The telescope will remain in this so-called safe mode, which is akin to being asleep, until space shuttle astronauts install new pointing devices, or gyroscopes, and other crucial replacement parts. The mission is set for December.

The gyroscope, needed for aiming and holding the telescope steady, "just stopped in its tracks" on Saturday morning, said John Campbell, NASA's Hubble program director. The unit had been acting up for the previous 12 hours, becoming less and less accurate in its guidance, he said.

It was the fourth of six gyroscopes to fail on Hubble. A minimum of three are needed for the telescope to conduct observations.

When the gyroscope failed, Hubble's computer sensed the problem and ordered the aperture door to close, Campbell said.

"It's quite safe," he said. "We're not doing science, so the power load has been reduced."

Campbell said "it could have been a lot worse," considering that the next Hubble servicing mission originally was set for June 2000. The flight was split into two missions, with the first one scheduled for this fall, when the third gyroscope failed in February.
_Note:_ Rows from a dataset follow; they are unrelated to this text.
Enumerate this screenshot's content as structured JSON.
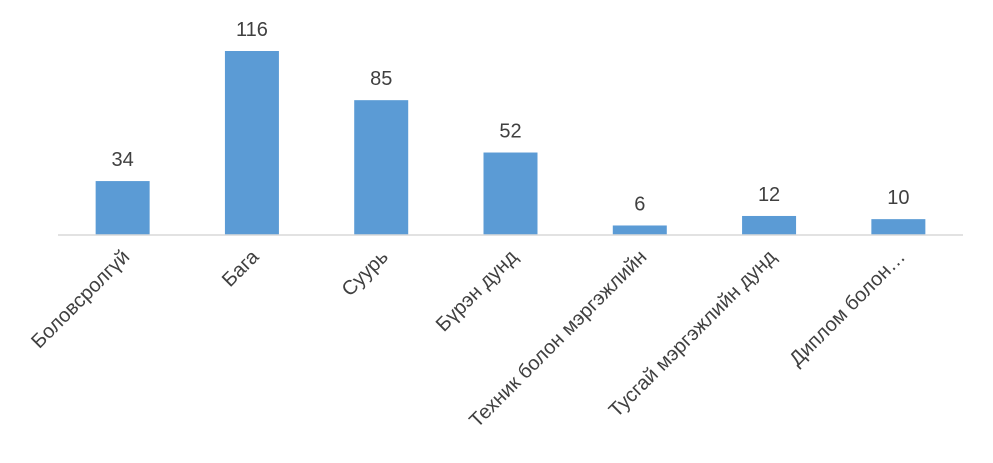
{
  "chart_data": {
    "type": "bar",
    "categories": [
      "Боловсролгүй",
      "Бага",
      "Суурь",
      "Бүрэн дунд",
      "Техник болон мэргэжлийн",
      "Тусгай мэргэжлийн дунд",
      "Диплом болон…"
    ],
    "values": [
      34,
      116,
      85,
      52,
      6,
      12,
      10
    ],
    "data_labels": [
      "34",
      "116",
      "85",
      "52",
      "6",
      "12",
      "10"
    ],
    "ylim": [
      0,
      116
    ],
    "grid": false,
    "legend": "none",
    "colors": {
      "bar": "#5b9bd5",
      "axis": "#d9d9d9",
      "text": "#404040"
    }
  }
}
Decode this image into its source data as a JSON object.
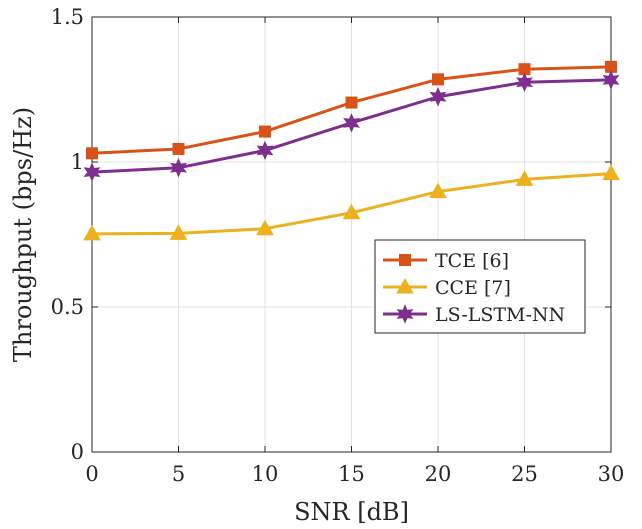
{
  "chart_data": {
    "type": "line",
    "title": "",
    "xlabel": "SNR [dB]",
    "ylabel": "Throughput (bps/Hz)",
    "x": [
      0,
      5,
      10,
      15,
      20,
      25,
      30
    ],
    "xlim": [
      0,
      30
    ],
    "ylim": [
      0,
      1.5
    ],
    "xticks": [
      0,
      5,
      10,
      15,
      20,
      25,
      30
    ],
    "yticks": [
      0,
      0.5,
      1,
      1.5
    ],
    "xtick_labels": [
      "0",
      "5",
      "10",
      "15",
      "20",
      "25",
      "30"
    ],
    "ytick_labels": [
      "0",
      "0.5",
      "1",
      "1.5"
    ],
    "grid": true,
    "legend_position": "center-right",
    "series": [
      {
        "name": "TCE [6]",
        "color": "#D95319",
        "marker": "square",
        "values": [
          1.03,
          1.045,
          1.105,
          1.205,
          1.285,
          1.32,
          1.328
        ]
      },
      {
        "name": "CCE [7]",
        "color": "#EDB120",
        "marker": "triangle",
        "values": [
          0.752,
          0.754,
          0.77,
          0.825,
          0.898,
          0.94,
          0.96
        ]
      },
      {
        "name": "LS-LSTM-NN",
        "color": "#7E2F8E",
        "marker": "hexagram",
        "values": [
          0.965,
          0.98,
          1.04,
          1.135,
          1.225,
          1.275,
          1.283
        ]
      }
    ]
  }
}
Hubble was launched in 1990. Four of the six gyroscopes were replaced during the telescope's first repair mission in 1993. One gyroscope failed in 1997 and a second in 1998. Corroded wires were believed to be the problem.

"We all hate sitting here not doing science, but it's better than it could have been," Campbell said.

Space shuttle Discovery and its crew will take up six new gyroscopes, as well as another data recorder, radio transmitter and improved computer. Liftoff is targeted for Dec. 6, almost two months late because of shuttle wiring repairs and an engine replacement.

"We're certainly more anxious for [the mission], that's for sure," Campbell said.

NASA never built the computer software that would have allowed Hubble to work with only two gyroscopes.

"We had never seen a way that we could do science" with two gyroscopes, Campbell said. "So we designed it that if we were going to have less than three, that the easiest thing to do was to build one safe mode that required none."

The two remaining gyroscopes are working fine, Campbell said.